En 2007, les appelants ont acquis un immeuble sur lequel 2 servitudes existaient en faveur de l’intimée, autorisant l’installation d’appareils de télécommunication contenus dans des cabinets. En 2008, des négociations ont eu lieu en vue de l’acquisition d’une nouvelle servitude relative à l’installation d’un nouveau cabinet. Le contrat de servitude intervenu précisait le droit de l’intimée de placer des lignes de télécommunication, comprenant, entre autres choses, «un appareillage installé dans un ou plusieurs cabinets». Le troisième cabinet a été installé en 2009. Un quatrième cabinet a été installé en 2012, à la suite de procédures en injonction. Les appelants ont demandé le rejet de la demande d’injonction permanente de l’intimée, une déclaration de nullité de l’acte de servitude, l’enlèvement des 2 cabinets installés aux termes de l’acte de servitude de 2008 et une condamnation de l’intimée à leur verser 30 000 $.

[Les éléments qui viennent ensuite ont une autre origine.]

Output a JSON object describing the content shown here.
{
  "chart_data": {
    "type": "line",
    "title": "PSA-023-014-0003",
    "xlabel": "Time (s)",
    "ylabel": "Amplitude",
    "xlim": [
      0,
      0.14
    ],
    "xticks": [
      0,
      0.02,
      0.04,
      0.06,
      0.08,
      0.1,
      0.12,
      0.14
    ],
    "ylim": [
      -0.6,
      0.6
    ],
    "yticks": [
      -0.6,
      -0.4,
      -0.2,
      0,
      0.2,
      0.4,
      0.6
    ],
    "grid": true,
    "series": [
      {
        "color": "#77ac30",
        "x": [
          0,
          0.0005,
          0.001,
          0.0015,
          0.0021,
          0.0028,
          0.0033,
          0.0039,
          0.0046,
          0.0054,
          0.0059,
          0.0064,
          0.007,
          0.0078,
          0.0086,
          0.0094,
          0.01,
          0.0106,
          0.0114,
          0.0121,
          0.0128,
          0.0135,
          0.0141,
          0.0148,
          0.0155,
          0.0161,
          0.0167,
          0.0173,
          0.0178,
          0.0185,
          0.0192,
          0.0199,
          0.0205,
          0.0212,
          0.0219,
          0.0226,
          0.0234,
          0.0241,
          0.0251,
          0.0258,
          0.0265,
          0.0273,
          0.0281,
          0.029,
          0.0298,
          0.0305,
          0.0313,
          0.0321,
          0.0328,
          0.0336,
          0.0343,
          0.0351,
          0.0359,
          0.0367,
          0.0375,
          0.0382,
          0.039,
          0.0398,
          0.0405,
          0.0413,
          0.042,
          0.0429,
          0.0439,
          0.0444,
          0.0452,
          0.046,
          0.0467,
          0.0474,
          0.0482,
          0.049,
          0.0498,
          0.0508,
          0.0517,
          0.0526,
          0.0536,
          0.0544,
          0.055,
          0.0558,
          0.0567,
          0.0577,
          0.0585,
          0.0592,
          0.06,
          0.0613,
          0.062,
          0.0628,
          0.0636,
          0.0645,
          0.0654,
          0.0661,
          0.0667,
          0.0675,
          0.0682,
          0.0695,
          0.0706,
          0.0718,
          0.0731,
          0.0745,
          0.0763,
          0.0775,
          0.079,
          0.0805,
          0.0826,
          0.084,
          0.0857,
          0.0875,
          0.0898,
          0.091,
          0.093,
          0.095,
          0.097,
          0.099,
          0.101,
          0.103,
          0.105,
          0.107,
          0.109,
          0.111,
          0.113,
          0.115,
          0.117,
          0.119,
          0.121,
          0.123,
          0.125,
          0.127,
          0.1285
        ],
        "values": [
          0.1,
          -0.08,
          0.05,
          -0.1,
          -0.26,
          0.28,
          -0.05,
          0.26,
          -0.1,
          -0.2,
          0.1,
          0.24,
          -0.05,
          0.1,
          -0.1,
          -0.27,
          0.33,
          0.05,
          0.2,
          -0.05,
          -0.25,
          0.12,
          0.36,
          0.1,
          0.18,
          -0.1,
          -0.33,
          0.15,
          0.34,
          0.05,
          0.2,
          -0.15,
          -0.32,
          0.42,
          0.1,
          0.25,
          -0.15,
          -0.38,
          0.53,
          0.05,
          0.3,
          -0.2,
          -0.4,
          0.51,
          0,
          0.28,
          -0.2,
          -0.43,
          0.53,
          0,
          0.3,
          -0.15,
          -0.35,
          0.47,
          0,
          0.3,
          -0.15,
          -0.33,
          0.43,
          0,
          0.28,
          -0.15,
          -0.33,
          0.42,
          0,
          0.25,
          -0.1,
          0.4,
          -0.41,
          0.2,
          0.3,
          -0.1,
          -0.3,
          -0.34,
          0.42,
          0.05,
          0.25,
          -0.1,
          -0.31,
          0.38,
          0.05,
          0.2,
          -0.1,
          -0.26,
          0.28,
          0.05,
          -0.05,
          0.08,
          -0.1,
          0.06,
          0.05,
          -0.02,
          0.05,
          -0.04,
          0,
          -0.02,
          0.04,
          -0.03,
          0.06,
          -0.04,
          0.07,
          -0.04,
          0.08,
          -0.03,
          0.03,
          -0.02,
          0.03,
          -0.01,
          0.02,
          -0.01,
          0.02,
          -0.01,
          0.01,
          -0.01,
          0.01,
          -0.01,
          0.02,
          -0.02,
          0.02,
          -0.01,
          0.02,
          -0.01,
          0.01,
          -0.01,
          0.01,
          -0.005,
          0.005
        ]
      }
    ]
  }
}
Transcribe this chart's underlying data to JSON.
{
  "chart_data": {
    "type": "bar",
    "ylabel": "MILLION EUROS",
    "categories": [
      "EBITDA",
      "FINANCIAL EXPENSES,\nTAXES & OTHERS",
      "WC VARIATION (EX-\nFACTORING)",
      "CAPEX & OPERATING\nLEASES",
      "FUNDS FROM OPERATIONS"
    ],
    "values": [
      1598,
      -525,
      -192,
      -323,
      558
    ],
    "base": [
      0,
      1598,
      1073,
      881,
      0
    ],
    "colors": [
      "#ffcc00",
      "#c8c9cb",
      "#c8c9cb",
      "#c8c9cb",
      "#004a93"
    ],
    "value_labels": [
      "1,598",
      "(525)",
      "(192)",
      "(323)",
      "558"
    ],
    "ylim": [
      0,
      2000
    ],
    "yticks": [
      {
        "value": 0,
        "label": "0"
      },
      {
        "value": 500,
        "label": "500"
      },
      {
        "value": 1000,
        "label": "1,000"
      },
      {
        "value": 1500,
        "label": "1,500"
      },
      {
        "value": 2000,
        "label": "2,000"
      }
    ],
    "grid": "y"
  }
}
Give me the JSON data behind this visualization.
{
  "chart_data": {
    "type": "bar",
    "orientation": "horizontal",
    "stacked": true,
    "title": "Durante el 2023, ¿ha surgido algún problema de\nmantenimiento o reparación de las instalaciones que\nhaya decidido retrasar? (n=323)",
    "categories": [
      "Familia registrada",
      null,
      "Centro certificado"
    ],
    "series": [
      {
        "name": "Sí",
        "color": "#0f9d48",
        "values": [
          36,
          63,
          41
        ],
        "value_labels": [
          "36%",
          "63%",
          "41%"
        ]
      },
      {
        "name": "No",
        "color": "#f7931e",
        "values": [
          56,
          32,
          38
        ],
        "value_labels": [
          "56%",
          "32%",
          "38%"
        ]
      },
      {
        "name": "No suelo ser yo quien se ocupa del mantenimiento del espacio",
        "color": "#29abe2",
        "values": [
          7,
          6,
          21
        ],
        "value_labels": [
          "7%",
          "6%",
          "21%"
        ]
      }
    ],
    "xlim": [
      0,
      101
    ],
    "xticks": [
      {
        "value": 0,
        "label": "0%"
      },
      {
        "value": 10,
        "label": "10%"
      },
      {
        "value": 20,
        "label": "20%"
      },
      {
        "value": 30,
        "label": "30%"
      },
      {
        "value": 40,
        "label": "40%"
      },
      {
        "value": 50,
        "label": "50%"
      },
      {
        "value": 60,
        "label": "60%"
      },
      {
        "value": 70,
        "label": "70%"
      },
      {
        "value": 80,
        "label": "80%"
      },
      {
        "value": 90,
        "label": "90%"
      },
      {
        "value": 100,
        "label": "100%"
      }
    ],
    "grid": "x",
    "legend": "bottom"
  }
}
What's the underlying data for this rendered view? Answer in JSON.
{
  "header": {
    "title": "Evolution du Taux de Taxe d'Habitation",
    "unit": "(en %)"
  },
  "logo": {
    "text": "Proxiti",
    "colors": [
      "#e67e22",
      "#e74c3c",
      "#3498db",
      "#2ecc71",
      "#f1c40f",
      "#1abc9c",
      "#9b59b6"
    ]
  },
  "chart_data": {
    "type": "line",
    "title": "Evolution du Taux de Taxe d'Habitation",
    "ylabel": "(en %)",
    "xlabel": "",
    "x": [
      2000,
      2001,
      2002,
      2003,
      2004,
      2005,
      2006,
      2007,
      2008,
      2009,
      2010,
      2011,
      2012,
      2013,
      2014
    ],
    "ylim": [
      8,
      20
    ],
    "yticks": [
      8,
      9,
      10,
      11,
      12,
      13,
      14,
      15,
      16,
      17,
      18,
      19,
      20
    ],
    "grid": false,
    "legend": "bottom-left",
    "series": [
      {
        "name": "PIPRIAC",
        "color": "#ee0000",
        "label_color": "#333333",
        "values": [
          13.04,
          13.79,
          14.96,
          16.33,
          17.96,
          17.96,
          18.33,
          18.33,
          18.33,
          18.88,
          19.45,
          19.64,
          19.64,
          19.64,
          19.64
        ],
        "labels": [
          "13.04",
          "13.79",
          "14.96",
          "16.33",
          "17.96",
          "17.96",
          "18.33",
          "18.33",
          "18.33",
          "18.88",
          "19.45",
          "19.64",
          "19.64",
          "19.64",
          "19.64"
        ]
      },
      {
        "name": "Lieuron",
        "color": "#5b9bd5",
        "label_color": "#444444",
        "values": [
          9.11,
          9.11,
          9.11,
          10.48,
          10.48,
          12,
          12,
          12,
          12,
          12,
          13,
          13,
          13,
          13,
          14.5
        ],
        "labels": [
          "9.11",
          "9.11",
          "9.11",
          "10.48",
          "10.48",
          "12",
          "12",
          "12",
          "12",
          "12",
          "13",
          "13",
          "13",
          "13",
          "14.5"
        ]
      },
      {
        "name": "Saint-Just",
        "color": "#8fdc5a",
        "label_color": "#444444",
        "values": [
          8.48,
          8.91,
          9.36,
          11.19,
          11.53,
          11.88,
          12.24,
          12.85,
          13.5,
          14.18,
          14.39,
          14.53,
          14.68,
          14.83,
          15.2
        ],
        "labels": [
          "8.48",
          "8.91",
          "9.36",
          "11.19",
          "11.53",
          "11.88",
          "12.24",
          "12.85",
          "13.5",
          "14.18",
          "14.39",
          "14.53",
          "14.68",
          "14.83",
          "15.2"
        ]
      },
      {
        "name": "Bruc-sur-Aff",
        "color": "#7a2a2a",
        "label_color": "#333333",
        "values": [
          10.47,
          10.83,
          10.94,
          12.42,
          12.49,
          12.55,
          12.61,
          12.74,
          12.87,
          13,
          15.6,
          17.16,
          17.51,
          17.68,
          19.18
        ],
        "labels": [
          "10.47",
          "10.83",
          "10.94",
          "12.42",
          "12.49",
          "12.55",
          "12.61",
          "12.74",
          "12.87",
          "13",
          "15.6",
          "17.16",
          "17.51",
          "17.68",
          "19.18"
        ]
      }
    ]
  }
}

Le juge de première instance a prononcé la nullité partielle de l’acte de servitude, en radiant l’expression «ou plusieurs». Il a déterminé que la restitution des prestations devait se faire par équivalent, car l’enlèvement du quatrième cabinet entraînerait des inconvénients sérieux pour l’intimée et ses clients. Il a aussi déterminé que les appelants ne subissaient aucun préjudice découlant d’une telle restitution. L’intimée a été tenue au versement d’une compensation de 9 000 $.

Le juge a déterminé à bon droit que l’erreur de consentement ne pouvait emporter la nullité totale de l’acte de servitude. Il a en quelque sorte estimé que le contrat n’était pas un tout indivisible, de sorte qu’il pouvait survivre en dépit de l’annulation partielle de l’une de ses clauses, en créant une servitude limitée à l’installation d’un seul cabinet en contrepartie d’une indemnité. Il a ainsi rétabli à la fois la commune intention des parties et l’objet véritable de leur consentement éclairé. Le juge a ensuite décidé de restituer les prestations conformément à l’alinéa 1 de l’article 1699 du Code civil du Québec (L.Q. 1991, c. 64) (C.C.Q.). En recourant à l’article 1700 C.C.Q. pour déterminer que la restitution des prestations se ferait par équivalent plutôt qu’en nature, il s’est bien dirigé en droit. En ce qui a trait à la présence du quatrième cabinet sur la propriété des appelants, il ne saurait être question d’un empiétement illégal, alors que la solution juridique retenue par le juge est l’une de celles autorisées par l’article 1700 C.C.Q. Dans les faits, la situation découlant du jugement se prête à la reconnaissance d’une propriété superficiaire, laquelle résulte du jugement qui reconnaît le droit de l’intimée de maintenir en place le quatrième cabinet moyennant la contrepartie de 9 000 $. Enfin, les appelants ne font voir aucune erreur quant à la compensation accordée.